Trump won’t be next president: Obama

NEW YORK - US President Barack Obama called Republican presidential frontrunner Donald Trump a “classic reality TV character” who has tapped into a “genuine anti-immigrant sentiment” among many voters in his party - but he doesn’t think that will carry the billionaire businessman to the White House as his replacement. 
During a wide-ranging interview that aired Sunday on CBS “60 minutes” programme, Obama also said that while Hillary Clinton, the Democratic presidential frontrunner, “made a mistake” by using a private email server while she was the secretary of state in his cabinet, the move did not pose a national security threat. CBS anchor asked Obama, what he thinks of Trump, who has surprised pundits by leading his Republican rivals. “I think that he is a great publicity seeker at a time when the Republican Party hasn’t really figured out what it’s for as opposed to what it’s against,” Obama said.
“I think that he has tapped into something that exists in the Republican Party that’s real. I think there is genuine anti-immigrant sentiment in a large portion of at least Republican primary voters. I don’t think it’s uniform.
“He knows how to get attention,” the president added about Trump, a real estate mogul who used to star in his own reality television show, “The Apprentice.” “He is, you know, the classic reality TV character. And at this early stage it’s not surprising that he’s gotten a lot of attention.”
Trump has drawn controversy for his strong rhetoric against illegal immigration, at one point saying “rapists” and “criminals” were entering the U.S. illegally from Mexico. He has called for deporting the more than 11 million immigrants living without authorization in the U.S. and for building a wall across America’s border with Mexico. Trump also said he will allow the “good” immigrants who are deported to return to the U.S. in an “expedited” fashion.
Asked if Trump’s surge in the race appears to be waning, Obama said: “I’ll leave it up to the pundits to make that determination.”
“I don’t think he’ll end up being president of the United States,” he added.
Later Sunday night, Trump took to Twitter to respond to Obama’s interview, criticizing the president that his “definition of leadership would be leading on climate change.” 

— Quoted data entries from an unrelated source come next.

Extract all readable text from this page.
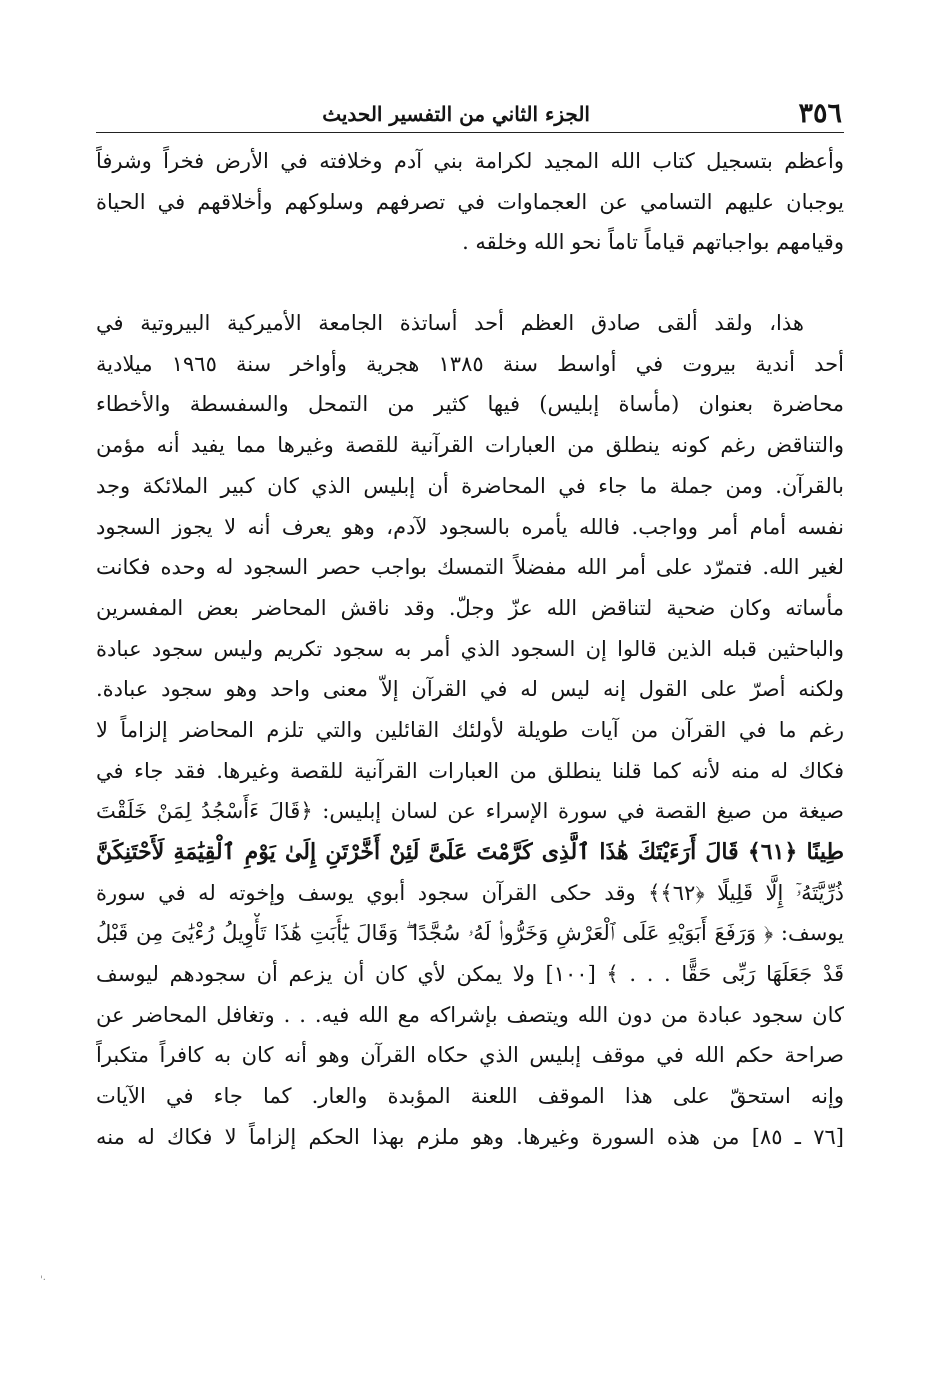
٣٥٦
الجزء الثاني من التفسير الحديث
وأعظم بتسجيل كتاب الله المجيد لكرامة بني آدم وخلافته في الأرض فخراً وشرفاً
يوجبان عليهم التسامي عن العجماوات في تصرفهم وسلوكهم وأخلاقهم في الحياة
وقيامهم بواجباتهم قياماً تاماً نحو الله وخلقه .
هذا، ولقد ألقى صادق العظم أحد أساتذة الجامعة الأميركية البيروتية في
أحد أندية بيروت في أواسط سنة ١٣٨٥ هجرية وأواخر سنة ١٩٦٥ ميلادية
محاضرة بعنوان (مأساة إبليس) فيها كثير من التمحل والسفسطة والأخطاء
والتناقض رغم كونه ينطلق من العبارات القرآنية للقصة وغيرها مما يفيد أنه مؤمن
بالقرآن. ومن جملة ما جاء في المحاضرة أن إبليس الذي كان كبير الملائكة وجد
نفسه أمام أمر وواجب. فالله يأمره بالسجود لآدم، وهو يعرف أنه لا يجوز السجود
لغير الله. فتمرّد على أمر الله مفضلاً التمسك بواجب حصر السجود له وحده فكانت
مأساته وكان ضحية لتناقض الله عزّ وجلّ. وقد ناقش المحاضر بعض المفسرين
والباحثين قبله الذين قالوا إن السجود الذي أمر به سجود تكريم وليس سجود عبادة
ولكنه أصرّ على القول إنه ليس له في القرآن إلاّ معنى واحد وهو سجود عبادة.
رغم ما في القرآن من آيات طويلة لأولئك القائلين والتي تلزم المحاضر إلزاماً لا
فكاك له منه لأنه كما قلنا ينطلق من العبارات القرآنية للقصة وغيرها. فقد جاء في
صيغة من صيغ القصة في سورة الإسراء عن لسان إبليس: ﴿قَالَ ءَأَسْجُدُ لِمَنْ خَلَقْتَ
طِينًا ﴿٦١﴾ قَالَ أَرَءَيْتَكَ هَٰذَا ٱلَّذِى كَرَّمْتَ عَلَىَّ لَئِنْ أَخَّرْتَنِ إِلَىٰ يَوْمِ ٱلْقِيَٰمَةِ لَأَحْتَنِكَنَّ
ذُرِّيَّتَهُۥٓ إِلَّا قَلِيلًا ﴿٦٢﴾﴾ وقد حكى القرآن سجود أبوي يوسف وإخوته له في سورة
يوسف: ﴿ وَرَفَعَ أَبَوَيْهِ عَلَى ٱلْعَرْشِ وَخَرُّوا۟ لَهُۥ سُجَّدًا ۖ وَقَالَ يَٰٓأَبَتِ هَٰذَا تَأْوِيلُ رُءْيَٰىَ مِن قَبْلُ
قَدْ جَعَلَهَا رَبِّى حَقًّا . . . ﴾ [١٠٠] ولا يمكن لأي كان أن يزعم أن سجودهم ليوسف
كان سجود عبادة من دون الله ويتصف بإشراكه مع الله فيه. . . وتغافل المحاضر عن
صراحة حكم الله في موقف إبليس الذي حكاه القرآن وهو أنه كان به كافراً متكبراً
وإنه استحقّ على هذا الموقف اللعنة المؤبدة والعار. كما جاء في الآيات
[٧٦ ـ ٨٥] من هذه السورة وغيرها. وهو ملزم بهذا الحكم إلزاماً لا فكاك له منه
·'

“Well, I watched his (the president’s) performance last night and I thought it was terrible. I thought it was sad because everything’s negative. It’s nothing positive,” Trump told Fox News on Monday morning.
Trump got 27 percent support nationally from Republican primary voters in the latest CBS News poll, with neurosurgeon Ben Carson coming in second with 21 percent.

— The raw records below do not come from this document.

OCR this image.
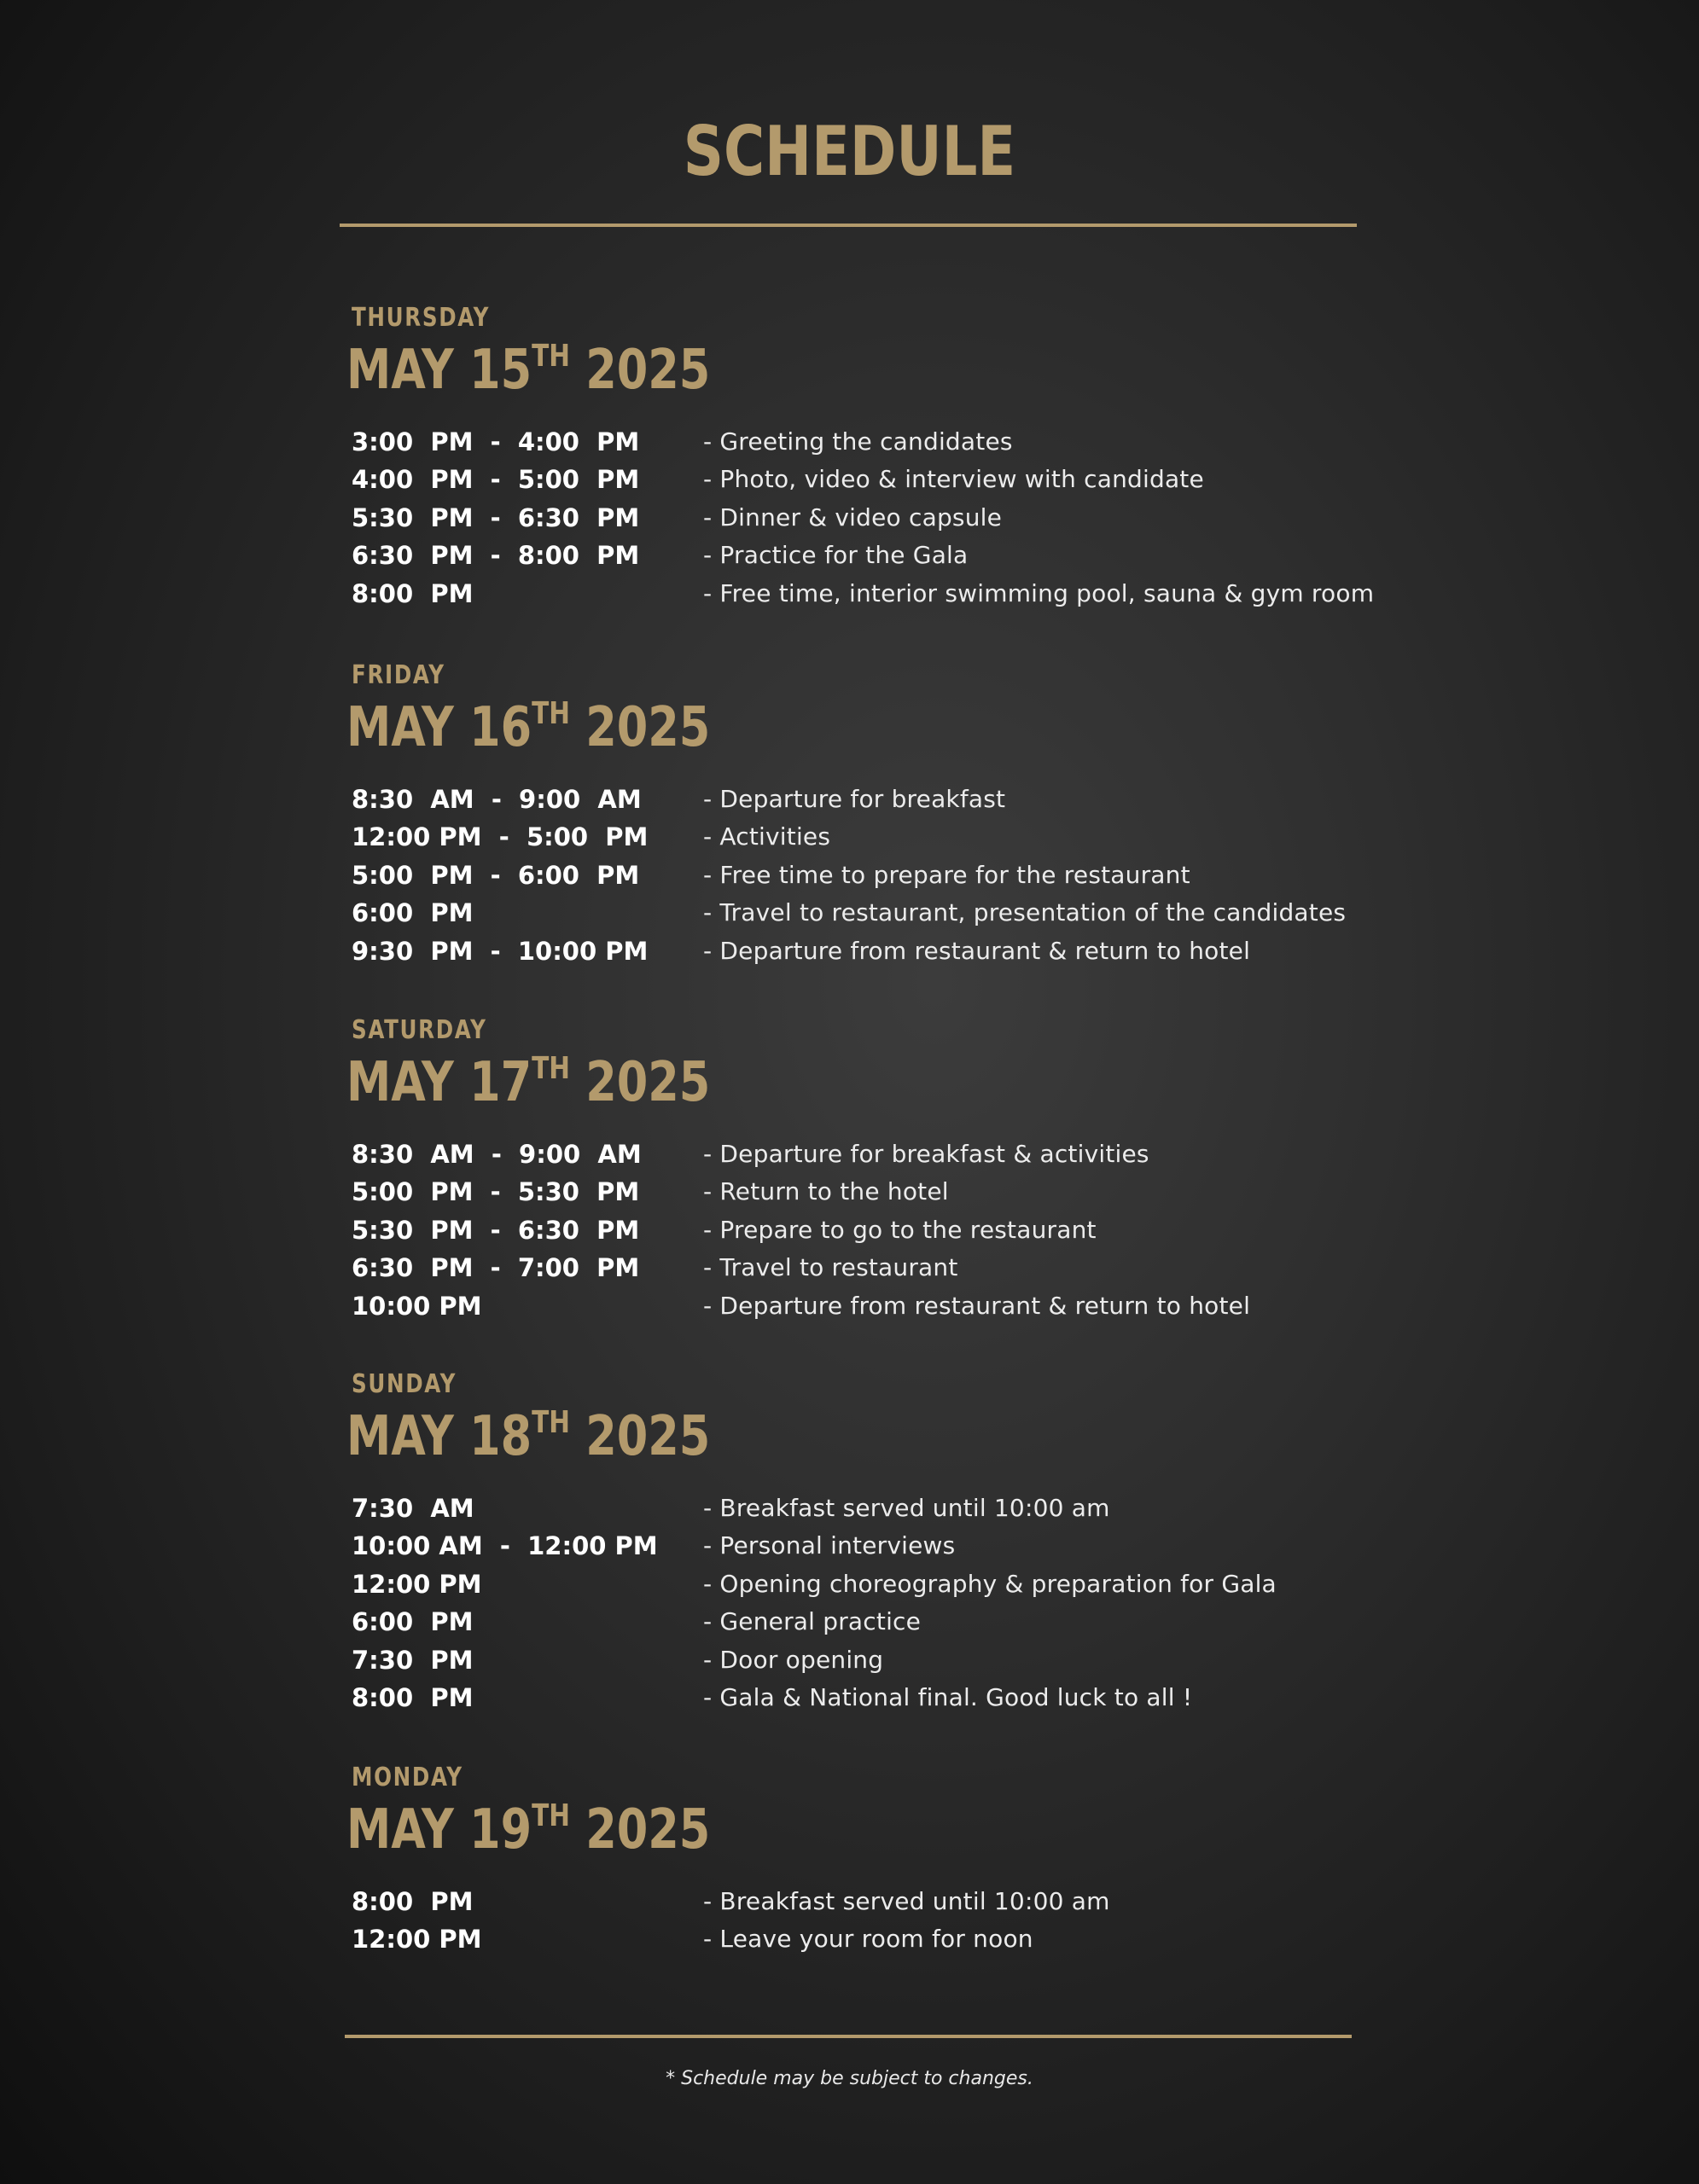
SCHEDULE
THURSDAY
MAY 15TH 2025
3:00  PM  -  4:00  PM	- Greeting the candidates
4:00  PM  -  5:00  PM	- Photo, video & interview with candidate
5:30  PM  -  6:30  PM	- Dinner & video capsule
6:30  PM  -  8:00  PM	- Practice for the Gala
8:00  PM	- Free time, interior swimming pool, sauna & gym room
FRIDAY
MAY 16TH 2025
8:30  AM  -  9:00  AM	- Departure for breakfast
12:00 PM  -  5:00  PM - Activities
5:00  PM  -  6:00  PM	- Free time to prepare for the restaurant
6:00  PM	- Travel to restaurant, presentation of the candidates
9:30  PM  -  10:00 PM - Departure from restaurant & return to hotel
SATURDAY
MAY 17TH 2025
8:30  AM  -  9:00  AM	- Departure for breakfast & activities
5:00  PM  -  5:30  PM	- Return to the hotel
5:30  PM  -  6:30  PM	- Prepare to go to the restaurant
6:30  PM  -  7:00  PM	- Travel to restaurant
10:00 PM	- Departure from restaurant & return to hotel
SUNDAY
MAY 18TH 2025
7:30  AM	- Breakfast served until 10:00 am
10:00 AM  -  12:00 PM - Personal interviews
12:00 PM	- Opening choreography & preparation for Gala
6:00  PM	- General practice
7:30  PM	- Door opening
8:00  PM	- Gala & National final. Good luck to all !
MONDAY
MAY 19TH 2025
8:00  PM	- Breakfast served until 10:00 am
12:00 PM	- Leave your room for noon
* Schedule may be subject to changes.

The president also weighed in on Hillary Clinton’s use of a private email server while she served as his secretary of state. He said he didn’t know about it. “I don’t think it posed a national security problem. I think that it was a mistake that she has acknowledged,” he said. “As a general proposition, when we’re in these offices, we have to be more sensitive and stay as far away from the line as possible when it comes to how we handle information, how we handle our own personal data.”
He did say the attention on Clinton’s server was “ginned-up...in part because of politics. And I think she’d be the first to acknowledge that maybe she could have handled the original decision better and the disclosures more quickly.” It’s a legitimate issue, he added, but “the fact that for the last three months this is all that’s been spoken about is an indication that we’re in presidential political season.” I do think that the way it’s been ginned-up is in part because of— in part— because of politics.
When interviewer Steve Kroft asked about the fact that the administration has prosecuted people for having classified material on their private computers, the president said, “There’s no doubt that there had been breaches, and these are all a matter of degree. We don’t get an impression that here there was purposely efforts to hide something or to squirrel away information.”
On another potential challenger for Clinton - Vice President Joe Biden - the president said he’s “going to let Joe make that decision.” But he had plenty of praise for his number two, saying, “I think Joe will go down as one of the finest vice presidents in history, and one of the more consequential...I don’t think there’s any politician at a national level that has not thought about being the president. And if you’re sitting right next to the president in every meeting and, you know wrestling with these issues, I’m sure that for him he’s saying to himself, ‘I could do a really good job.’”
Asked if he would miss House Speaker John Boehner, who announced his resignation last month, the president noted that he and Boehner “disagreed on just about everything.” But, he added, Boehner “did care about the institution. He recognized that nobody gets 100 percent in our democracy.”
“I won’t say that he and I were ideal partners, but he and I could talk and we could get some things done. And so I am a little concerned that the reason he left was because there are a group of members of Congress who think having somebody who is willing to shut down the government or default on the U.S. debt is going to allow them to get their way 100 percent of the time,” he said.